Turangalîla-Symphonie

Tamara Stefanovich (Klavier), Thomas Bloch (Ondes Martenot), Nationaltheater-Orchester Mannheim, Ltg. Alexander Soddy

Rubrik: CDs
Verlag/Label: Oehms Classics
erschienen in: das Orchester 03/2021 , Seite 74

Beharrlich hält ein Klavier ein ganzes Orchester auf Trab. Mal drängt es quirlig und aufbrausend nach vorn, mal schmeichelt es zart, beinah un­bemerkt, im Hintergrund. Über Besetzung und charakterliche Zuordnung der Instrumente lässt sich in Olivier Messiaens 1949 uraufgeführter Turan­galîla-Symphonie viel mutmaßen. So viel steht fest: Dieser Orchestersound hat mit Bewegung, Lebenskraft und Liebe zu tun.
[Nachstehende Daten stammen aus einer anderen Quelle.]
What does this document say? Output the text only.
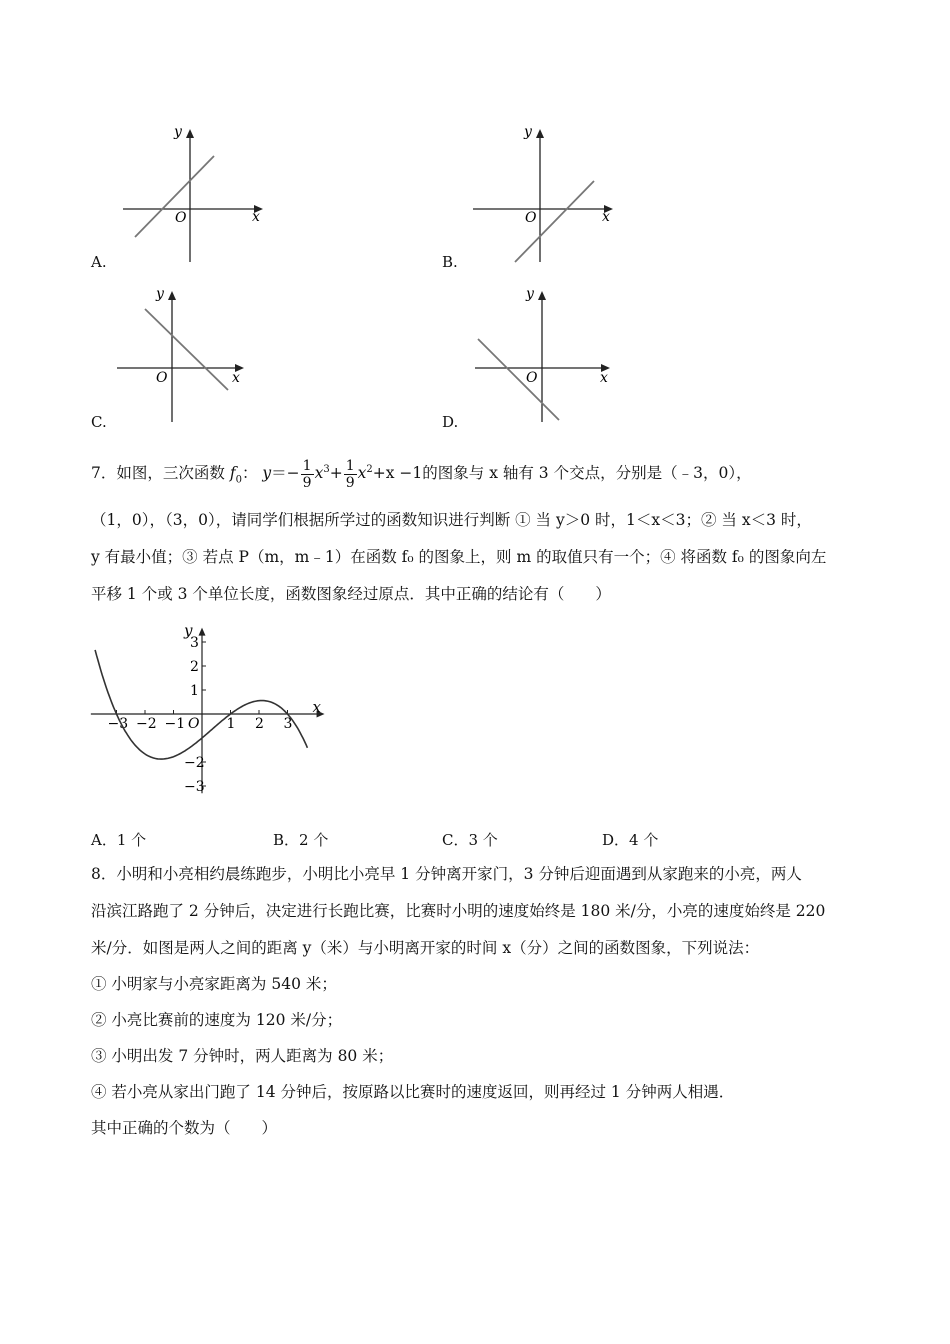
y
x
O
A.
y
x
O
B.
y
x
O
C.
y
x
O
D.
7．如图，三次函数 $f_0$： $y=- \frac{1}{9} x^3+ \frac{1}{9} x^2+x -1$的图象与 x 轴有 3 个交点，分别是（﹣3，0），
（1，0），（3，0），请同学们根据所学过的函数知识进行判断 ① 当 y＞0 时，1＜x＜3；② 当 x＜3 时，
y 有最小值；③ 若点 P（m，m﹣1）在函数 f₀ 的图象上，则 m 的取值只有一个；④ 将函数 f₀ 的图象向左
平移 1 个或 3 个单位长度，函数图象经过原点．其中正确的结论有（　　）
−3 −2 −1	1 2 3
3
2
1
−2
−3
x
y
O
A．1 个	B．2 个	C．3 个	D．4 个
8．小明和小亮相约晨练跑步，小明比小亮早 1 分钟离开家门，3 分钟后迎面遇到从家跑来的小亮，两人
沿滨江路跑了 2 分钟后，决定进行长跑比赛，比赛时小明的速度始终是 180 米/分，小亮的速度始终是 220
米/分．如图是两人之间的距离 y（米）与小明离开家的时间 x（分）之间的函数图象，下列说法：
① 小明家与小亮家距离为 540 米；
② 小亮比赛前的速度为 120 米/分；
③ 小明出发 7 分钟时，两人距离为 80 米；
④ 若小亮从家出门跑了 14 分钟后，按原路以比赛时的速度返回，则再经过 1 分钟两人相遇．
其中正确的个数为（　　）
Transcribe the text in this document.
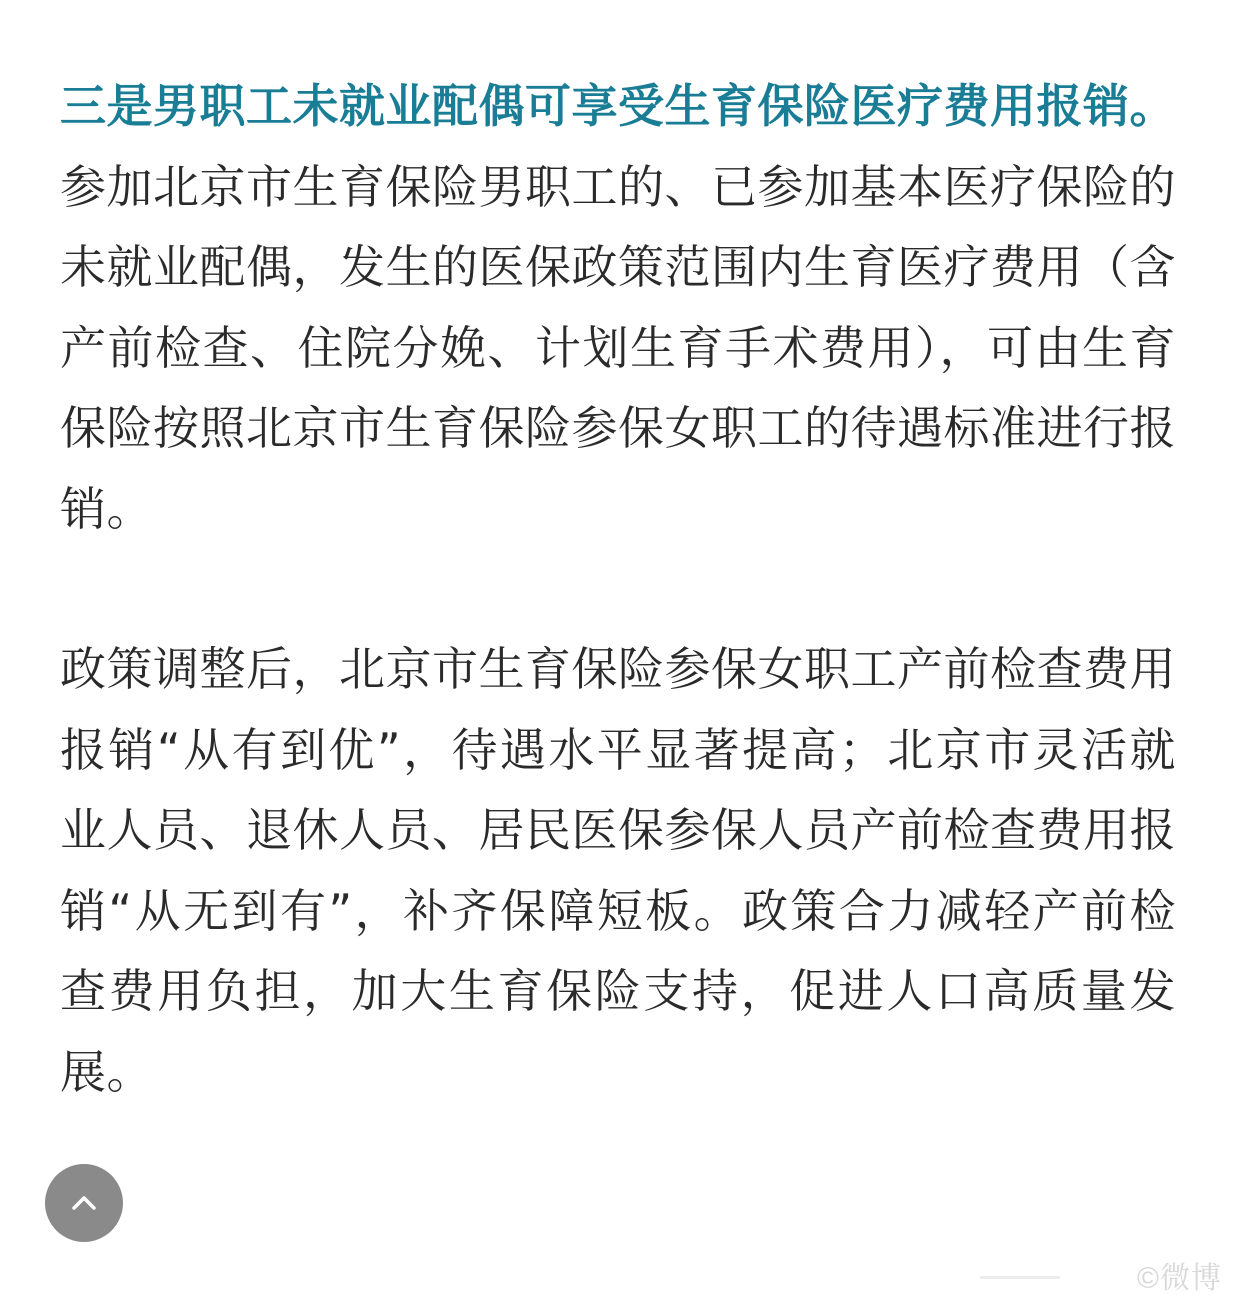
三是男职工未就业配偶可享受生育保险医疗费用报销。参加北京市生育保险男职工的、已参加基本医疗保险的未就业配偶，发生的医保政策范围内生育医疗费用（含产前检查、住院分娩、计划生育手术费用），可由生育保险按照北京市生育保险参保女职工的待遇标准进行报销。

政策调整后，北京市生育保险参保女职工产前检查费用报销“从有到优”，待遇水平显著提高；北京市灵活就业人员、退休人员、居民医保参保人员产前检查费用报销“从无到有”，补齐保障短板。政策合力减轻产前检查费用负担，加大生育保险支持，促进人口高质量发展。

©微博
Das jedenfalls ist die Be­deutung des Sanskritworts „Turangalîla“, auf das Messiaen mit seinem zehnsätzigen Musikstück eine Tondichtung schuf.
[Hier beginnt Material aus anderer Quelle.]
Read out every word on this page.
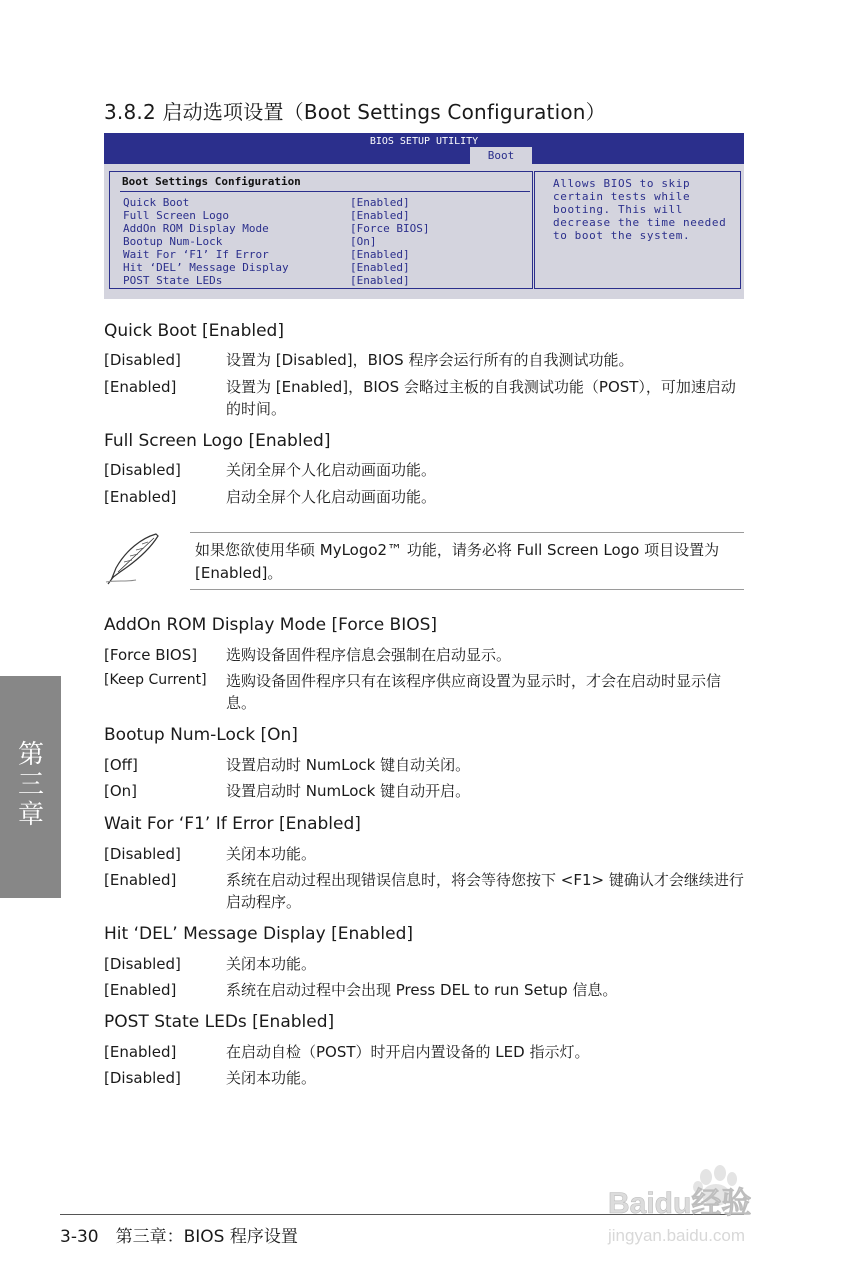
3.8.2 启动选项设置（Boot Settings Configuration）
BIOS SETUP UTILITY
Boot
Boot Settings Configuration
Quick Boot	[Enabled]
Full Screen Logo	[Enabled]
AddOn ROM Display Mode	[Force BIOS]
Bootup Num-Lock	[On]
Wait For ‘F1’ If Error	[Enabled]
Hit ‘DEL’ Message Display	[Enabled]
POST State LEDs	[Enabled]
Allows BIOS to skip certain tests while booting. This will decrease the time needed to boot the system.
Quick Boot [Enabled]
[Disabled]	设置为 [Disabled]，BIOS 程序会运行所有的自我测试功能。
[Enabled]	设置为 [Enabled]，BIOS 会略过主板的自我测试功能（POST），可加速启动的时间。
Full Screen Logo [Enabled]
[Disabled]	关闭全屏个人化启动画面功能。
[Enabled]	启动全屏个人化启动画面功能。
如果您欲使用华硕 MyLogo2™ 功能，请务必将 Full Screen Logo 项目设置为 [Enabled]。
AddOn ROM Display Mode [Force BIOS]
[Force BIOS] 选购设备固件程序信息会强制在启动显示。
[Keep Current] 选购设备固件程序只有在该程序供应商设置为显示时，才会在启动时显示信息。
Bootup Num-Lock [On]
[Off]	设置启动时 NumLock 键自动关闭。
[On]	设置启动时 NumLock 键自动开启。
Wait For ‘F1’ If Error [Enabled]
[Disabled]	关闭本功能。
[Enabled]	系统在启动过程出现错误信息时，将会等待您按下 <F1> 键确认才会继续进行启动程序。
Hit ‘DEL’ Message Display [Enabled]
[Disabled]	关闭本功能。
[Enabled]	系统在启动过程中会出现 Press DEL to run Setup 信息。
POST State LEDs [Enabled]
[Enabled]	在启动自检（POST）时开启内置设备的 LED 指示灯。
[Disabled]	关闭本功能。
第三章
3-30　第三章：BIOS 程序设置
Baidu经验
jingyan.baidu.com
Er lieferte damit viel Stoff für die musikalische Mystik des 20. Jahrhun­derts: eine sphärische Flucht gebildeter Schichten der westlichen Welt, die Schrecken der Gegenwart mit Weltkriegen, Holocaust und atomarer Be­drohung besser zu ertragen. Die Rolle des Klaviers liest sich in diesem Zu­sammenhang wie ein versöhnlicher Abgesang. Als intellektuelles Leitin­strument des Bürgertums im Jahrhundert zuvor hat es zwar noch viel zu sagen, für ein Klavierkonzert reicht es allerdings nicht aus. Stattdessen mi­schen sich neue Sounds dazu mit den Ondes Martenot, diesem Tasten- und Drahtinstrument, das als Vorfahre der elektronischen Musik gilt.
In einem klaren, präzisen Klangbild hat die Musikalische Akademie des Nationaltheater-Orchesters Mannheim e.V. die Turangalîla-Symphonie im November 2019 live auf CD eingespielt. Eine rundum gelungene Produkti­on, die für das Orchester vor allem als Zeichen der großartigen Repertoire-Erweiterung unter Generalmusikdirektor Alexander Soddy zu sehen ist.
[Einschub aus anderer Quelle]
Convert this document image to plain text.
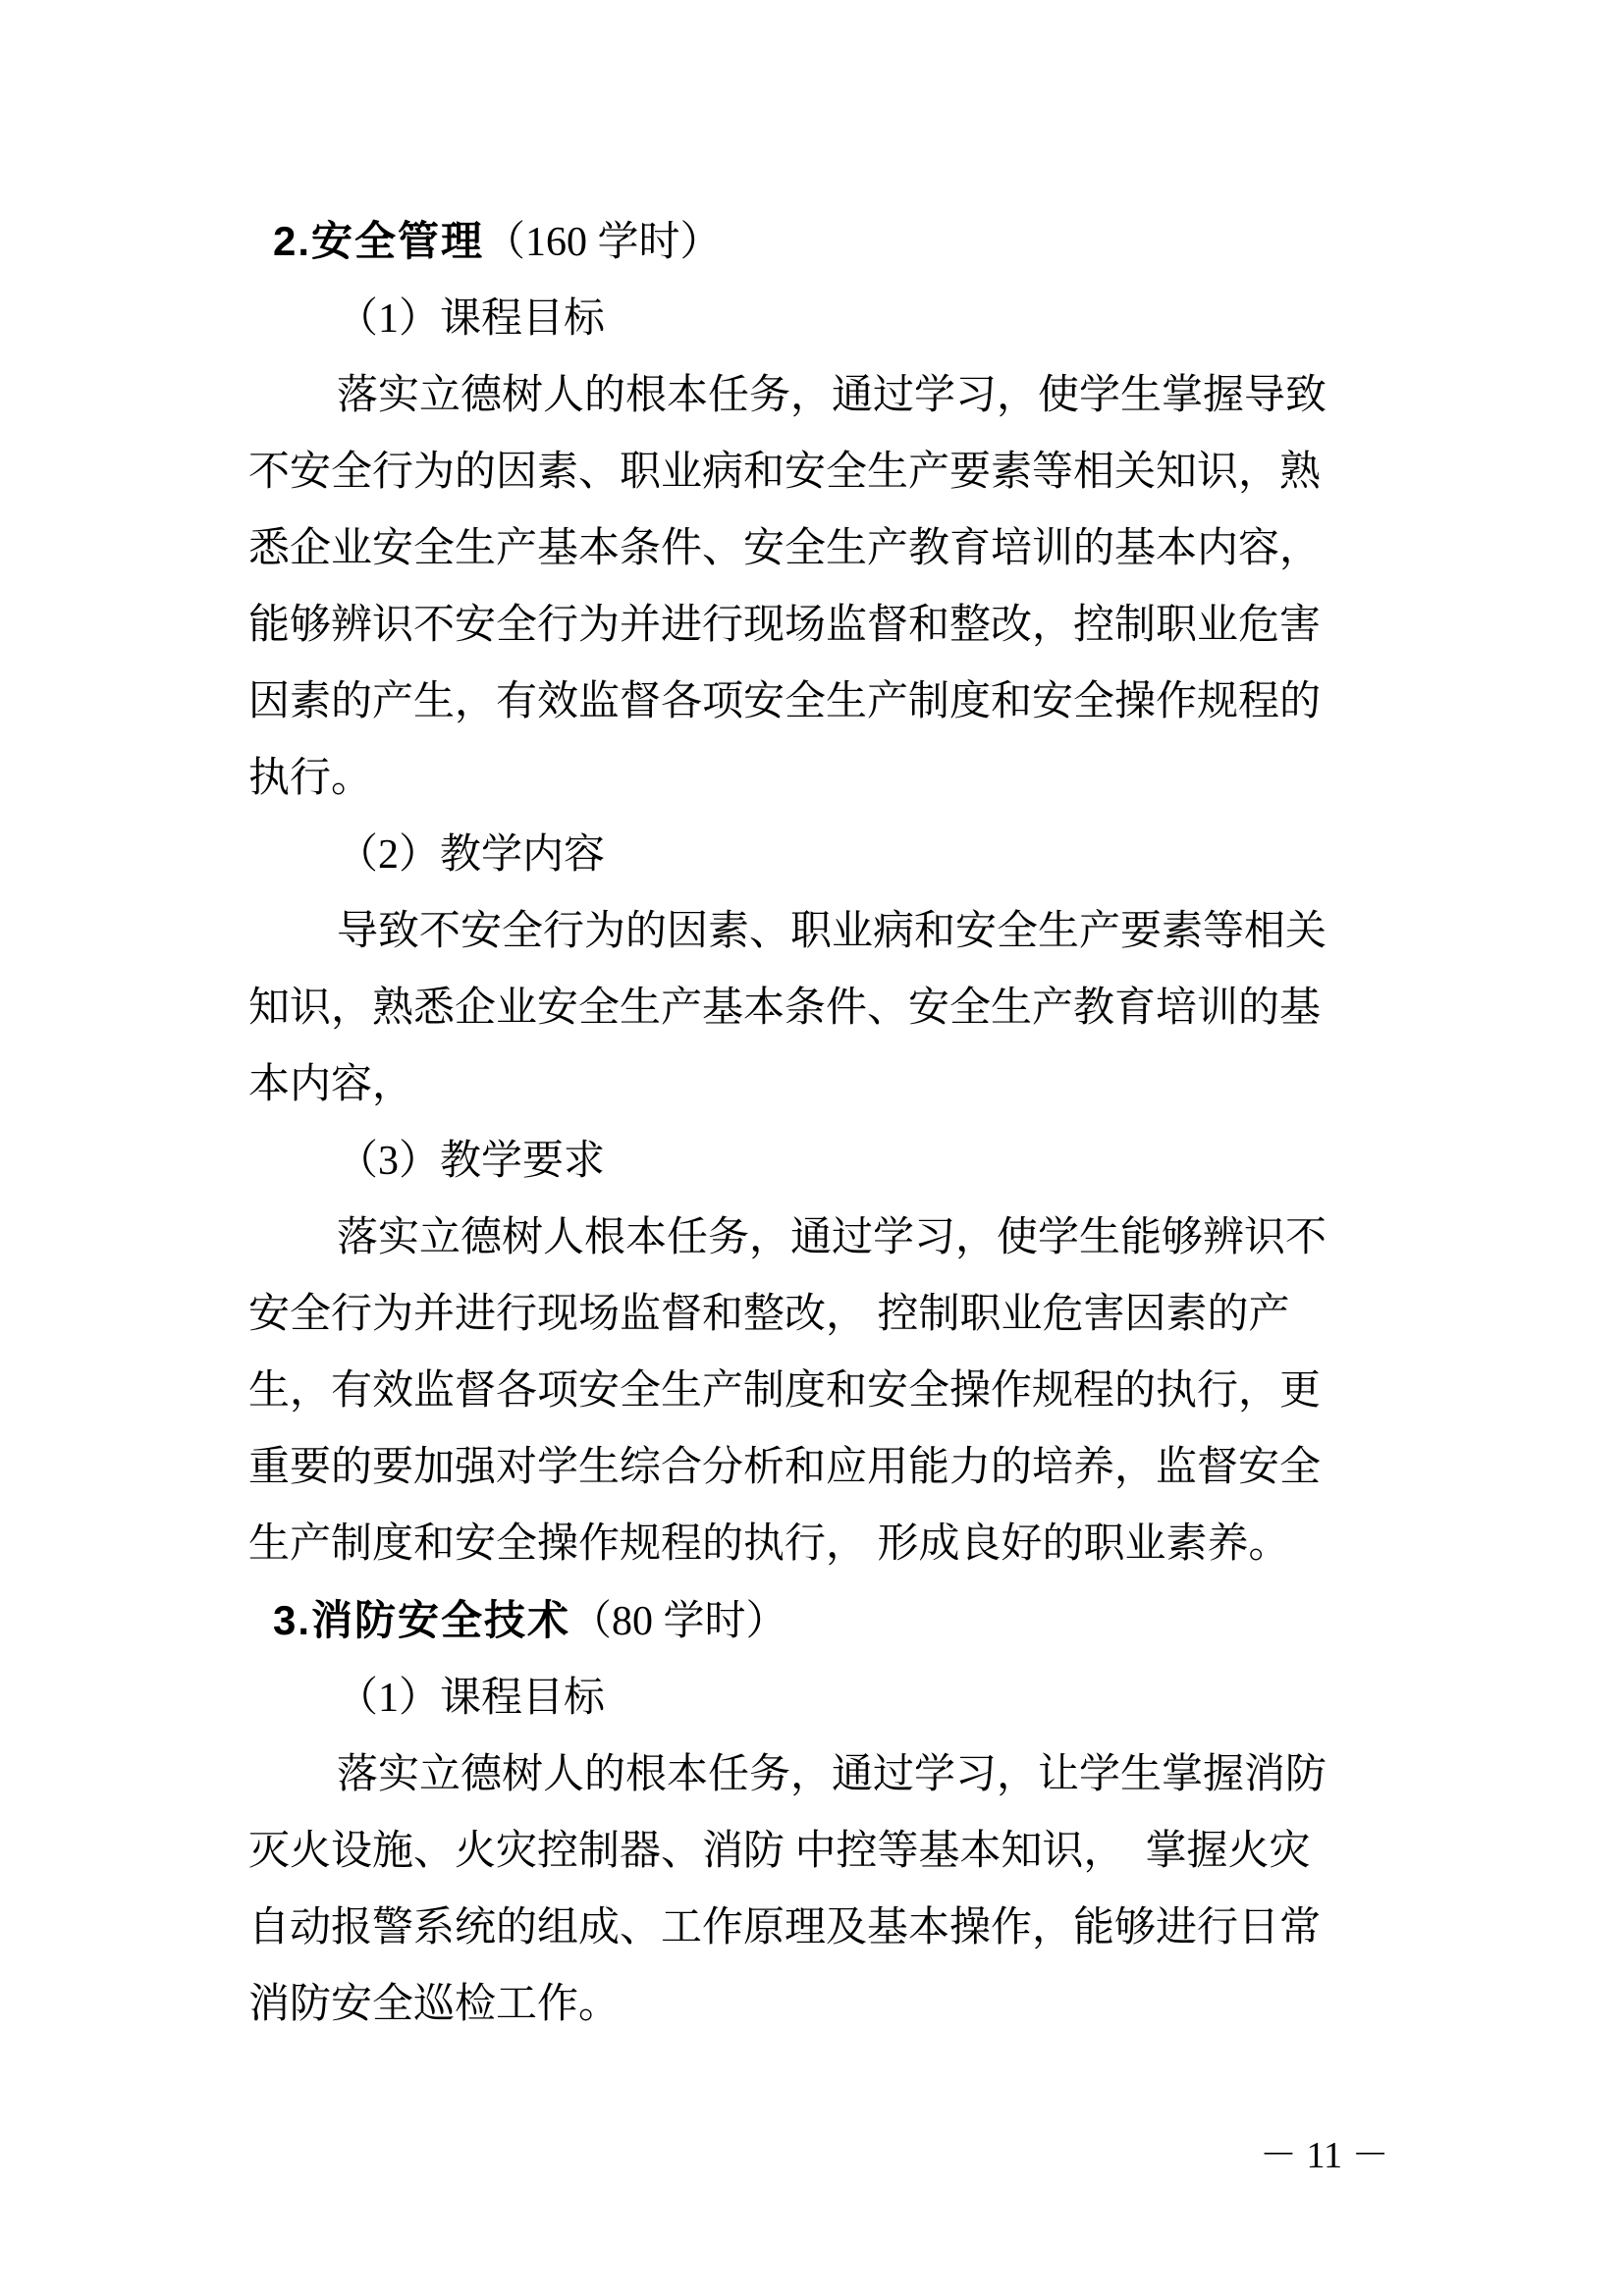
2.安全管理（160 学时）
（1）课程目标
落实立德树人的根本任务，通过学习，使学生掌握导致
不安全行为的因素、职业病和安全生产要素等相关知识，熟
悉企业安全生产基本条件、安全生产教育培训的基本内容，
能够辨识不安全行为并进行现场监督和整改，控制职业危害
因素的产生，有效监督各项安全生产制度和安全操作规程的
执行。
（2）教学内容
导致不安全行为的因素、职业病和安全生产要素等相关
知识，熟悉企业安全生产基本条件、安全生产教育培训的基
本内容，
（3）教学要求
落实立德树人根本任务，通过学习，使学生能够辨识不
安全行为并进行现场监督和整改， 控制职业危害因素的产
生，有效监督各项安全生产制度和安全操作规程的执行，更
重要的要加强对学生综合分析和应用能力的培养，监督安全
生产制度和安全操作规程的执行， 形成良好的职业素养。
3.消防安全技术（80 学时）
（1）课程目标
落实立德树人的根本任务，通过学习，让学生掌握消防
灭火设施、火灾控制器、消防 中控等基本知识，　掌握火灾
自动报警系统的组成、工作原理及基本操作，能够进行日常
消防安全巡检工作。
－ 11 －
Soddy hält den monumentalen Klangapparat hervorragend zusammen. Insbesondere Passagen mit der für das Werk so typischen feinfühligen, kribbeligen Rhythmik wie etwa im Finale kommen großartig zur Geltung. In vielen verschiedenen Klangfarben beweisen Streicher und Bläser volltö­nend die ganze Schönheit von „Dissonanzen“ und nicht aufgelösten Ka­denzen. Messiaens Komposition ist freilich über derartige tonale Bewertun­gen in Schief und Gerade oder in Gut und Böse erhaben.
Mit Tamara Stefanovich am Klavier haben die Mannheimer eine ausge­zeichnete Pianistin für diesen Part gewinnen können. „Dieses Stückmons­ter ist 80 Minuten lang, verwöhnt mit Schönheit und ist für das Klavier mental und physisch anstrengend, einer der Mount Everests“, schreibt Ste­fanovich in Facebook über Turangalîla. Die Gratwanderung zwischen solis­tischem Vortreten und orchestralem-sich-Einfügen meistert sie bestens.
Thomas Bloch ist international ein gefragter Spezialist für die eher sel­tenen Instrumente wie Glasharmonika, Waterphone oder Cristal Baschet. Er lehrt seit 1992 Ondes Martenot am Conservatoire National Strasbourg. Bei der Turangalîla-Symphonie bringt er die Glissandi bestimmt, aber ein­fühlsam ins Gesamtgeschehen ein. Der faszinierende, irisierende Klang ist wie ein akustisches Angebot, ins Überirdische abzuheben. Da ist es gut, dass einen der Schlussapplaus am Ende der CD wieder gut erdet. Ein tolles Konzertdokument!